Harms schudde zijn grijze manen. Keek nog eens aandachtig in zijn spiegelbeeld en besloot om daadkrachtig de kuierlatten te nemen. ’t Zou echt gaan gebeuren.
Enkele uren later had Harms zich geïnstalleerd aan de rand van de pomp. Ze kunnen allemaal naar de pomp lopen, dacht ie. Ik ben al dat geklier over kosten en rijden en parkeren en zo zat. Zij had hem tabee gewenst. “Geniet er van jongen, ’t zal je goed doen.” De uurtjes rijden had hij er wel voor over. Even naar de plek van de roots. Al zo lang wilde hij daar eens bivakkeren. En zo had hij zijn kleine tent uitgestald in het heitelân.
Harms krabde zich eens in de snorhaarden. Zou hij nu toch eens naar die verrukkelijke taveerne gaan van de Gulle Gaper. Nou, dat werd werkelijkheid. Bij binnenkomst was niemand aanwezig. Maar meteen kwam de heer des huizes binnen. “Wat zullen we nou krijgen? Harms, jij hier man? Wat een super verrassing”. Enfin, Harms had het naar zijn zin. Maar Wapse? In geen velden noch wegen meer te bekennen. Een vreemde Duitstalige ziekte had Wapse van het leven beroofd.
Harms hoorde het verhaal eens aan en zuchtte. “Ja, beste Jan, zo gaat dat in het leven. Mijn buurman zaliger zei het al: “jongen, met een schreeuw wordt het leven verwekt, met een schreeuw wordt van het leven afscheid genomen. De een van vreugd voor de daad van voortplanting, de andere schreeuw als gevolg van zaaien in de dodenakker”. En daar tussendoor? Schreeuwen van vreugde en schreeuwen van verdriet.
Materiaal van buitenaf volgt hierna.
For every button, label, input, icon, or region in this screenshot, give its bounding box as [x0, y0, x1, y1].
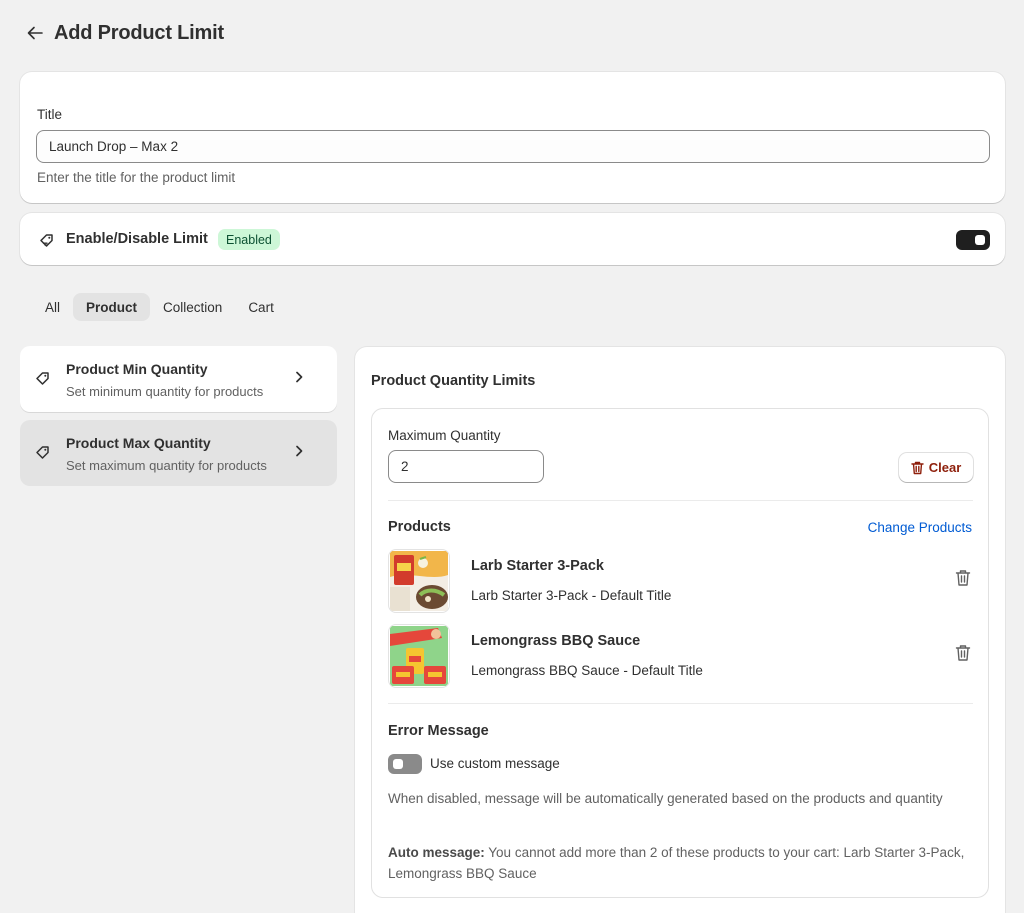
tab-product[interactable]: Product [73, 293, 151, 321]
rule-item-min-quantity[interactable]: Product Min Quantity Set minimum quantit… [20, 346, 337, 412]
chevron-right-icon [296, 445, 303, 457]
products-title: Products [388, 519, 451, 535]
product-variant: Lemongrass BBQ Sauce - Default Title [471, 663, 703, 678]
title-label: Title [37, 107, 63, 122]
remove-product-trash-icon[interactable] [955, 644, 971, 662]
back-button[interactable] [26, 24, 44, 42]
status-badge: Enabled [218, 229, 280, 250]
limit-type-tabs: All Product Collection Cart [36, 293, 287, 321]
auto-message-label: Auto message: [388, 845, 485, 860]
page-title: Add Product Limit [54, 21, 224, 44]
enable-limit-toggle[interactable] [956, 230, 990, 250]
toggle-knob [975, 235, 985, 245]
limits-inner-card: Maximum Quantity Clear Products Change P… [371, 408, 989, 898]
rule-title: Product Max Quantity [66, 435, 211, 451]
title-card: Title Enter the title for the product li… [20, 72, 1005, 203]
error-message-title: Error Message [388, 723, 489, 739]
product-image-larb [390, 551, 448, 611]
enable-limit-label: Enable/Disable Limit [66, 231, 208, 247]
rule-description: Set minimum quantity for products [66, 384, 264, 399]
page-header: Add Product Limit [26, 18, 224, 48]
product-variant: Larb Starter 3-Pack - Default Title [471, 588, 672, 603]
product-name: Larb Starter 3-Pack [471, 558, 604, 574]
product-thumbnail [388, 624, 450, 688]
clear-button-label: Clear [928, 460, 962, 475]
remove-product-trash-icon[interactable] [955, 569, 971, 587]
tag-icon [36, 446, 49, 459]
product-image-bbq-sauce [390, 626, 448, 686]
max-quantity-label: Maximum Quantity [388, 428, 501, 443]
product-thumbnail [388, 549, 450, 613]
clear-button[interactable]: Clear [899, 453, 973, 482]
title-input[interactable] [36, 130, 990, 163]
rule-description: Set maximum quantity for products [66, 458, 267, 473]
product-quantity-limits-card: Product Quantity Limits Maximum Quantity… [355, 347, 1005, 913]
divider [388, 703, 973, 704]
tag-icon [40, 234, 53, 247]
product-row: Lemongrass BBQ Sauce Lemongrass BBQ Sauc… [388, 624, 973, 688]
title-help-text: Enter the title for the product limit [37, 170, 236, 185]
error-help-text: When disabled, message will be automatic… [388, 791, 943, 806]
chevron-right-icon [296, 371, 303, 383]
toggle-knob [393, 759, 403, 769]
rule-title: Product Min Quantity [66, 361, 208, 377]
rule-item-max-quantity[interactable]: Product Max Quantity Set maximum quantit… [20, 420, 337, 486]
tab-cart[interactable]: Cart [235, 293, 287, 321]
trash-icon [911, 461, 924, 474]
limits-title: Product Quantity Limits [371, 373, 536, 389]
change-products-link[interactable]: Change Products [868, 520, 972, 535]
tag-icon [36, 372, 49, 385]
auto-message: Auto message: You cannot add more than 2… [388, 842, 973, 884]
arrow-left-icon [27, 26, 43, 40]
max-quantity-input[interactable] [388, 450, 544, 483]
enable-limit-card: Enable/Disable Limit Enabled [20, 213, 1005, 265]
divider [388, 500, 973, 501]
custom-message-toggle[interactable] [388, 754, 422, 774]
product-name: Lemongrass BBQ Sauce [471, 633, 641, 649]
tab-all[interactable]: All [36, 293, 73, 321]
product-row: Larb Starter 3-Pack Larb Starter 3-Pack … [388, 549, 973, 613]
custom-message-label: Use custom message [430, 756, 560, 771]
tab-collection[interactable]: Collection [150, 293, 235, 321]
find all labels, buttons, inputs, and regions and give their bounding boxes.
Harms keek eens op naar zijn gastheer. Of ze elkaar al jaren kenden. “Hier man, neem nou de belevenissen maar mee. Lekker onder de luifel van je tent. En met eentje van Fedde, dan zal het gekruide verhaaltje wel genuttigd kunnen worden. Want je weet, van het concert des levens…” “Ho Jan, dat is mijn gezegde geworden: van het concert van het leven krijg je geen programma, maar van de partituur sta je soms zo maar versteld. De dissonanten in die partituur zijn soms zo verrassend, verschrikkelijk om te ondergaan en verrassend in zijn zegeningen. Maar vaak niet echt leuk hoor.” Jan keek Harms eens aan. “Ach jongen, ik mag hopen dat je betere tijden mag ondergaan. Op weg, de weg inslaan naar het onbekende.”
Met een bittertje. Net zo gekruid als het leven. Wapse is ten einde. Wat Krijn en schele Japie er ook van vinden.